Police Chief Daniel Miskinis informed the committee that police had been called to the bar 45 times between Nov. 9 and July 1, with police seeing “a pattern of disorderly behavior at the bar and in adjacent streets, sidewalks and the parking lot.”

In the latest incident on June 30, a man was shot and critically injured in the bar. The shooting led to a stampede out of the club, and brawls broke out. Kenosha called in help from neighboring municipalities to handle the situation, with 36 officers trying to quell the commotion.

“Patrons of the tavern were defiant and nonresponsive to the commands of law enforcement on the scene,” Miskinis wrote.

DJ nights at these bars draw lots of people, which is what the bar owners want. But that does not relieve them of their responsibility to provide a safe venue for all involved.
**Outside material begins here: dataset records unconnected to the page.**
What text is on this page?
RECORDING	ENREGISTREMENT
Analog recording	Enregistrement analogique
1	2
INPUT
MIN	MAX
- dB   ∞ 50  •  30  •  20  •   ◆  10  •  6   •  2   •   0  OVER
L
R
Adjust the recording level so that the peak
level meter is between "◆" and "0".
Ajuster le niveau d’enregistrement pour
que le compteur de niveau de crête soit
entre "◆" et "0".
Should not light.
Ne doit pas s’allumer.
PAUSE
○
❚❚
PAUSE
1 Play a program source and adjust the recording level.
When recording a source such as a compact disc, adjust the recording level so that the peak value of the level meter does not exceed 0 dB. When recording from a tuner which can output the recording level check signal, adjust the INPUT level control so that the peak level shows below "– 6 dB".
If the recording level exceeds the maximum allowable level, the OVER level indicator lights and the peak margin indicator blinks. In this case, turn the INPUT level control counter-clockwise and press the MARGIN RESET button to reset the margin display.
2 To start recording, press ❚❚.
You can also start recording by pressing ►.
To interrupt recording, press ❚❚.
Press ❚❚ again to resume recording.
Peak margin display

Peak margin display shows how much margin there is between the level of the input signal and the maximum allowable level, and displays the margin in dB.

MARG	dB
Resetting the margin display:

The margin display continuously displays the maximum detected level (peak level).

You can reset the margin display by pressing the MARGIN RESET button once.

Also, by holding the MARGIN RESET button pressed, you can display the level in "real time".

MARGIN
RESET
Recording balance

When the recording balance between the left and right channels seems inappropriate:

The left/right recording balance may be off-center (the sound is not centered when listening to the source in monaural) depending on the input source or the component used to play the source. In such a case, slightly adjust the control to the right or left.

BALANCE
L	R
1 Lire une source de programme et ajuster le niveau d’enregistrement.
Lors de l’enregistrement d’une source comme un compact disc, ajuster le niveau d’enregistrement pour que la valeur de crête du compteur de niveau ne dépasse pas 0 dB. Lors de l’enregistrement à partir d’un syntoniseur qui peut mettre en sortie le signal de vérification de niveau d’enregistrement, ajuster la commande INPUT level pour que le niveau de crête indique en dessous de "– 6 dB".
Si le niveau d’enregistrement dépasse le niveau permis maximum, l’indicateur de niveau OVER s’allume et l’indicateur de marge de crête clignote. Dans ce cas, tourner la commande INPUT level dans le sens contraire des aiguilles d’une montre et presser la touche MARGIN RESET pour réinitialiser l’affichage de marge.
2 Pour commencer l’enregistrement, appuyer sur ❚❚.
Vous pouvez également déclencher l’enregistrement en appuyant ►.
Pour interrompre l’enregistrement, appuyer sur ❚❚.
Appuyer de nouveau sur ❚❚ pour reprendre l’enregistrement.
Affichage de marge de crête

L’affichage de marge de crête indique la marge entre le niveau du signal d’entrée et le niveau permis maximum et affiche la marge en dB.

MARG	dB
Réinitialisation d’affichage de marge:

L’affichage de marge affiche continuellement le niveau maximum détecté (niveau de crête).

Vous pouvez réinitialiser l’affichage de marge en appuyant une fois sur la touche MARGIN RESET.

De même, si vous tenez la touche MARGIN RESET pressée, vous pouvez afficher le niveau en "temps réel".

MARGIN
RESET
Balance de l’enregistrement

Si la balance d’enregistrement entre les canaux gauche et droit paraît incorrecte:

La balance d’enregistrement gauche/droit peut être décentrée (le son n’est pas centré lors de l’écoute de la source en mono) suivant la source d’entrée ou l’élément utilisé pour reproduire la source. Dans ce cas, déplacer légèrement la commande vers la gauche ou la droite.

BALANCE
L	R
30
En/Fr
Though RedZone came close to losing its license, the city and the club worked together for the benefit of both.

MVP failed to do that, and the city was right to pull the license. Considering what happened on June 30, and all the trouble leading up to that date, it was the only move left to send a message to the owners.

“I did not hear a way we could avoid this in the future,” Ald Anthony Kennedy said.

After the license was revoked, MVP owners Darnell and Trice Rand — who admitted to their inexperience in running a nightclub — said the license revocation was a wake-up call.

“I felt that we didn’t quite understand the severity of this,” Darnell Rand said. “This is a learning experience for us. We’re going to work on that.”

Let’s hope they do, so they can have a successful — and safe — business.